Jacobsohn and three other hospitality executives were on a
“Development Disruptors” panel on Monday’s first day of the Americas Lodging
Investment Summit (ALIS) at the JW Marriott at L.A. Live in Los Angeles.
The panel featured Jacobsohn, Robin Kennedy, EVP and chief
development officer for Montage International; Rachel Moniz, COO
for HEI Hotels & Resorts; and Monica Xuereb,
chief commercial officer for Loews Hotels & Co. The panel
was moderated by John Lancaster, vice president of emerging markets for Choice
Hotels International.
Luxury space
When asked about new patterns in the luxury space, Kennedy
said that customers are changing, too.
“The customer broadly is changing those longer term stays,
but the luxury guest is untethered,” she said. “They can go anywhere at any
time, and it changes the patterns in how we see the stays and how they’re
experiencing the stays.
“They’re looking for not only the ability to have more
space… So, they’re untethered and always on. They're looking for those
moments also to turn off and disconnect. Wellness is a big part of what we’re
starting to see focused on in the resorts. It’s not only the spa stays. It’s
how they’re experiencing recreation, getting out of the environment and finding
those moments… If you’re programming your hotel and thinking about how you’re
providing experiences, guests will continue to come back.”
Customer patterns
When asked what customer pattern she sees emerging, Moniz
said it’s in technology.
“Technology is really important to the customers.

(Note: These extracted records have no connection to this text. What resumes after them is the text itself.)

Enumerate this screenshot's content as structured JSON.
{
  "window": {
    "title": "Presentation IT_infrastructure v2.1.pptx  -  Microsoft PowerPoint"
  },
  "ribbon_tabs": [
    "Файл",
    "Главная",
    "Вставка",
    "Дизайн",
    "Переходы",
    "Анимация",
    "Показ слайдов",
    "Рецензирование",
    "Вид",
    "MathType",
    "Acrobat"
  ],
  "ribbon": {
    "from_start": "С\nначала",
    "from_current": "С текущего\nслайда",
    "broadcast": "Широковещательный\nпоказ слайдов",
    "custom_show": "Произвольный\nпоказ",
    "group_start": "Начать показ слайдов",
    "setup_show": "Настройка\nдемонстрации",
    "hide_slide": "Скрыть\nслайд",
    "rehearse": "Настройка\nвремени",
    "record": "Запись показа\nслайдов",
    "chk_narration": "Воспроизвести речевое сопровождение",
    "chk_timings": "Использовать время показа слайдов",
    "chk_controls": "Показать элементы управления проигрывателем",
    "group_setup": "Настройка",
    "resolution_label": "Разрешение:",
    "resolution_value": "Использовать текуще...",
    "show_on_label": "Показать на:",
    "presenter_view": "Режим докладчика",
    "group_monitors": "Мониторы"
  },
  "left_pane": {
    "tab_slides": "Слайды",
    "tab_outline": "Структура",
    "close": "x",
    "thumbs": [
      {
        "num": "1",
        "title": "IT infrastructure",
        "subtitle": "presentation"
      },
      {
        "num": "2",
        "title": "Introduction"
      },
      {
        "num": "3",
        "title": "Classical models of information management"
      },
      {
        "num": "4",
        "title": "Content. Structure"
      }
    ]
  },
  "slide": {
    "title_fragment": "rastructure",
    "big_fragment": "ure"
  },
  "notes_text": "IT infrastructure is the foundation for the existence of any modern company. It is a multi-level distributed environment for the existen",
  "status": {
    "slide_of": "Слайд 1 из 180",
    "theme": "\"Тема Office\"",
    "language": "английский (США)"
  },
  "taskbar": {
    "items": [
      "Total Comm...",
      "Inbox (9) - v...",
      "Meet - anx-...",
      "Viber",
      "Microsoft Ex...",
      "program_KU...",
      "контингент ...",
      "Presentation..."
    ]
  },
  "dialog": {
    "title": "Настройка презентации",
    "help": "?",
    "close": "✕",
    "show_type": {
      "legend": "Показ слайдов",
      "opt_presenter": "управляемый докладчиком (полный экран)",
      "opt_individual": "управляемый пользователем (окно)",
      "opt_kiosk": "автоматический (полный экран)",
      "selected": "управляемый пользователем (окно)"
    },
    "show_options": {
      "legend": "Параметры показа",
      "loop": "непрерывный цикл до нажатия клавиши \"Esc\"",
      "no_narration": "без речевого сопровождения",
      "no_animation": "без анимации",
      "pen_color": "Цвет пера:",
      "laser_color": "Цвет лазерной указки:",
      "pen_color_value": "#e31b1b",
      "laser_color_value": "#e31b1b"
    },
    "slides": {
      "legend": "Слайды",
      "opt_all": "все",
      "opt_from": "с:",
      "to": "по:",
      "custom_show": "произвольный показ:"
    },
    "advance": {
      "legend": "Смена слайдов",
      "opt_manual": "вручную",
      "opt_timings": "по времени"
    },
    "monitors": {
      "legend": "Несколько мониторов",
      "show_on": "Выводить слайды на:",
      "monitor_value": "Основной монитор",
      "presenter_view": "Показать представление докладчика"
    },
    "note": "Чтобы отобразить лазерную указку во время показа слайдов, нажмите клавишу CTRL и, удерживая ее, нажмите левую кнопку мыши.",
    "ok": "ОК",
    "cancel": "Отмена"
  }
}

And I
think this industry is a little slow regarding tech,” Moniz said. “But then
there’s also the risk of the shiny new toy that everyone buys and convinces
owners to spend tens of thousands of dollars on, and then it doesn’t get used
properly.
“It’s a balance; I certainly think that if we’re going to
appeal to the next generation that’s now starting to spend money, then we’re
going to need to invest in technology that’s meaningful to our customers… It’s
a matter of figuring out what’s important to that particular customer and then
delivering on it, and technology will always be top of the list. And it’s
equally as important to cut out the things that aren’t necessarily important to
that.”
Public-private partnerships
Xuerub was asked about a successful public-private
partnership Loews partnered on with the city of Arlington, Texas. The city has
the stadiums of the NFL’s Dallas Cowboys (AT&T Stadium) and the MLB’s Texas
Rangers (Globe Life Park) but has a severe shortage of hotel rooms and an aging
convention center.
She said in 2017, the company opened a 300-key Live! by
Loews - Arlington, Texas and saw incredible event demand, to the point where it
could charge $800 a night rates in a market that was sub-$200. She said Loews
also saw longer stays. In addition, Arlington was seeing great demand for groups who had
never considered the city.
“They came to us and proposed a public-private partnership
to build more rooms... We saw an amazing opportunity to build an 880-room hotel
and build the Arlington Convention Center as part of the project. So, here we
are working with the city on the partnership documents being his barely dry and
COVID hits.”
Xuerub said the company navigated the pandemic and found a
loan for the project in a challenging credit market. It is now opening in a few
weeks.
“The biggest benefit of taking a risk during the pandemic is
that we managed to secure great financing and secure pricing on construction
that saved us millions of dollars because of the massive inflation costs that
followed. And on the commercial side, we have over 260,000 room nights on the
books for this hotel. So I think we’re on our way.”